“Food is not a product but a process.”

 

From one of my very favourite books (and authors):

“Who can decide? A sucker for seed-catalog prose, I ordered six varieties and planted about a dozen cloves of each. Buried under the soil with a blanket of straw mulch on top, each clove would spend the winter putting out small, fibrous roots. The plant begins working on top growth in early spring, as soon as air temperatures rise above freezing. By midsummer it will have from eight to a dozen long leaves, with one clove at the base of each leaf nestled into the tight knot of a new head. I pull them in late June, and tend to think of that moment as the end of some sort of garden fiscal year. It never really stops, this business of growing things — garlic goes into the ground again in October, just as other frost-killed crops are getting piled onto the compost heap. Food is not a product but a process, and it never sleeps. It just goes underground for a while.”

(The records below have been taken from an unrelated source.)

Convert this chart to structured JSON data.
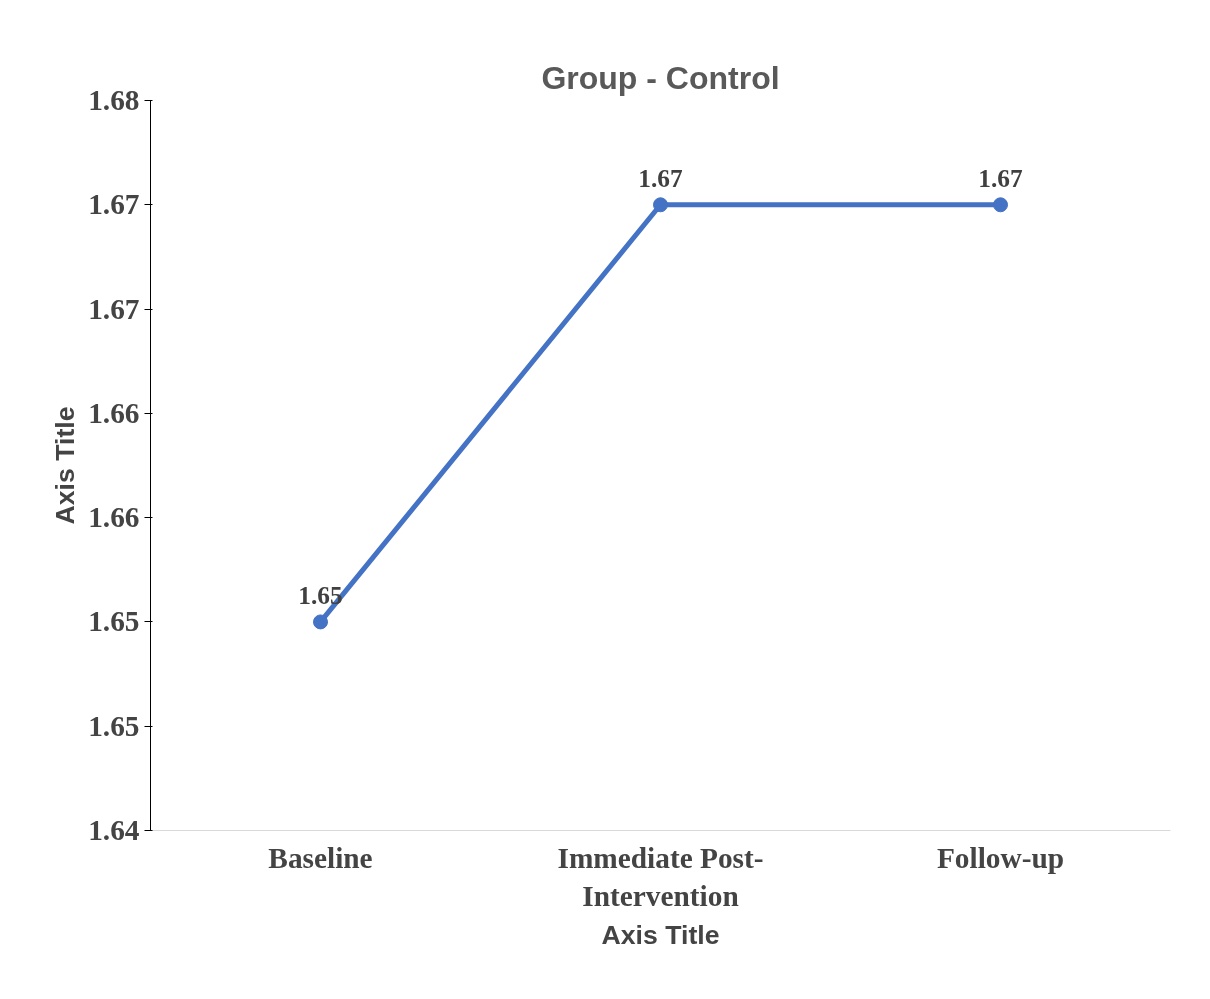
{
  "chart_data": {
    "type": "line",
    "title": "Group - Control",
    "xlabel": "Axis Title",
    "ylabel": "Axis Title",
    "categories": [
      "Baseline",
      "Immediate Post-Intervention",
      "Follow-up"
    ],
    "series": [
      {
        "color": "#4472c4",
        "values": [
          1.65,
          1.67,
          1.67
        ]
      }
    ],
    "ylim": [
      1.64,
      1.675
    ],
    "yticks": [
      {
        "value": 1.64,
        "label": "1.64"
      },
      {
        "value": 1.645,
        "label": "1.65"
      },
      {
        "value": 1.65,
        "label": "1.65"
      },
      {
        "value": 1.655,
        "label": "1.66"
      },
      {
        "value": 1.66,
        "label": "1.66"
      },
      {
        "value": 1.665,
        "label": "1.67"
      },
      {
        "value": 1.67,
        "label": "1.67"
      },
      {
        "value": 1.675,
        "label": "1.68"
      }
    ],
    "data_labels": true,
    "marker": "circle",
    "grid": false
  }
}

-Page 270, Animal, Vegetable, Miracle: A Year of Food Life, by Barbara Kingsolver.

(Note: Kingsolver lives in Virginia. My mother here in Cape Breton pulls her garlic in late August. Also, the photo is of peas, not garlic, I know.)

I spent a happy weekend at my mother’s in Baddeck. I saw friends, went to see a play that my brother was in, and attended a board meeting for the Bras d’Or Stewardship Society. And then I got two orders of spicy noodles from Wong’s and headed back over the mountain, Kelly’s, to home. New home.